Patient-level results on Dataset 2 as a holdout.
A: Diagram of data used for training and testing. B: Results for brightfield (BF) and darkfield (DF) models trained on Dataset 1 and tested on Dataset 2. Bi: zoomed-in ROC curve showing specificity values from 95% to 100%, with TPP specificity requirements shown as vertical lines. Bii and Biii: patient-level sensitivity for BF and DF models for the TI&S (Bii) and M&E (Biii) use cases, with sensitivity values for each model displayed above each bar and target sensitivity displayed as a horizontal line. C: Results for model combinations on Dataset 2. Ci: zoomed-in ROC curve showing specificity values from 95% to 100%, with TPP specificity requirements shown as vertical lines. Cii and Ciii: sensitivity results for BF and DF models and combinations for the TI&S (Cii) and M&E (Ciii) use cases. PL AND is patient-level AND, PL OR is patient-level OR, OL AND is object-level AND, OL OR is object-level OR. D: Bootstrapping results on the holdout set for TI&S and M&E TPP use cases. The violin plots show the distribution of patient-level sensitivity values at thresholds resulting in the targeted TPP specificity. Bootstrapping was performed for 100 iterations, with sample size = 40% of the patient population. The dashed lines inside violins show the median of the distribution, dotted lines show the quartiles.
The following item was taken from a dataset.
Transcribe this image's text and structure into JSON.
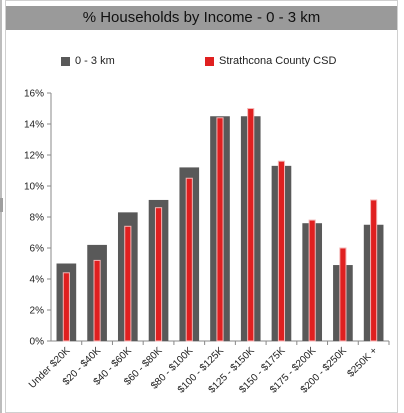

The median of each distribution is displayed above each violin. A Kruskal-Wallis test with Dunn’s correction for multiple comparisons was used to compare the BF model with the DF model and the combination models. We report multiplicity-adjusted p-values, “ns” is p > 0.05, is p ≤ 0.05, *** is p ≤ 0.001, **** is p ≤ 0.0001.
Fig 5.
Patient-level results on Dataset 3.
A: Patient-level results on the test set of Dataset 3. Ai: zoomed-in ROC curve with specificity values ranging from 95% to 100%, with TPP specificity requirements shown as vertical lines. Aii and Aiii: patient-level sensitivity results for BF and DF models and combinations for the TI&S and M&E use cases (at thresholds resulting in TPP specificity). The target sensitivity for each use case is shown as a horizontal line. BF is brightfield, DF is darkfield, PL AND is patient-level AND, PL OR is patient-level OR, OL AND is object-level AND, OL OR is object-level OR. B: Bootstrapping results on the test set of Dataset 3 for TI&S and M&E TPP use cases. The violin plots show the distribution of patient-level sensitivity values at thresholds resulting in the targeted TPP specificity. Bootstrapping was performed for 100 iterations, with sample size = 40% of the patient population. The dashed lines inside violins show the median of the distribution, dotted lines show the quartiles. The median of each distribution is displayed above each violin. A Kruskal-Wallis test with Dunn’s correction for multiple comparisons was used to compare the BF model with the DF model and the combination models. We report multiplicity-adjusted p-values, “ns” is p > 0.05, is p ≤ 0.05, *** is p ≤ 0.001, **** is p ≤ 0.0001.